The Policy Unit’s landmark study ‘It Still Happens Here’ estimates that there are more than 100,000 victims of modern slavery in the UK.
Tatiana said that an increase in the identification of survivors is a positive thing and there has been no factual evidence of false claims and abuse, as suggested by the government. Speaking in front of MPs including Dame Diana Johnson and Tim Loughton, she also expressed her worry that ‘we are now undoing everything we have achieved so far’ with the Illegal Migration Bill currently progressing through Parliament.
Turning to the NRM, the national framework for identifying victims of modern slavery and ensuring they receive the appropriate support, Tatiana cautioned that British nationals in particular have been let down by the support services as there has not been much awareness of how to help them.

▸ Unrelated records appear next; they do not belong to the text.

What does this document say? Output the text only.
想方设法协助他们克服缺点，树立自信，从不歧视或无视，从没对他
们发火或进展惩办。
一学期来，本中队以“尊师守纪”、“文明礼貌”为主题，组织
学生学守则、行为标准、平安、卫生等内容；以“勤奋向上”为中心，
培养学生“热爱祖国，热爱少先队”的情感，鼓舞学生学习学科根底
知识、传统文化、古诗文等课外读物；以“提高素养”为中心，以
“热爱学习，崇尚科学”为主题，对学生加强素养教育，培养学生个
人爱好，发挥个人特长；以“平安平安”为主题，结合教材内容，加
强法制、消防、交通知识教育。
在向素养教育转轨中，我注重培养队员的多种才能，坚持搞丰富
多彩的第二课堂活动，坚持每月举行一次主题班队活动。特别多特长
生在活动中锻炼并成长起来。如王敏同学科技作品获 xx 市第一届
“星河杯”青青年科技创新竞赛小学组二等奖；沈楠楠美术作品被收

Last year, people within the NRM waited for an average of 543 days for a conclusive grounds decision which, if positive, officially recognises that they have been trafficked.
Evidence was also given by Sylvia Walby, Professor of Criminology at Royal Holloway, University of London and Ruth Breslin, Research Associate at The Sexual Exploitation Research Programme.
Two more expert witnesses were called in the second half of the session – Kate Roberts, Head of Policy at Focus on Labour Exploitation and Elysia McCaffrey, Chief Executive at the Gangmasters & Labour Abuse Authority (GLAA).
Justice and Care’s Victim Navigator Programme was endorsed by Ms McCaffrey after a Navigator was deployed within the GLAA last year.
‘We have found that since we have had our Victim Navigator, all of the victims that we’ve worked with have stayed engaged with us’, she said.
‘That means they’re better able to get help, and it also helps us when we’re taking people to court, because they understand the process better, they understand how to engage and they feel supported. It has made a real difference to us.’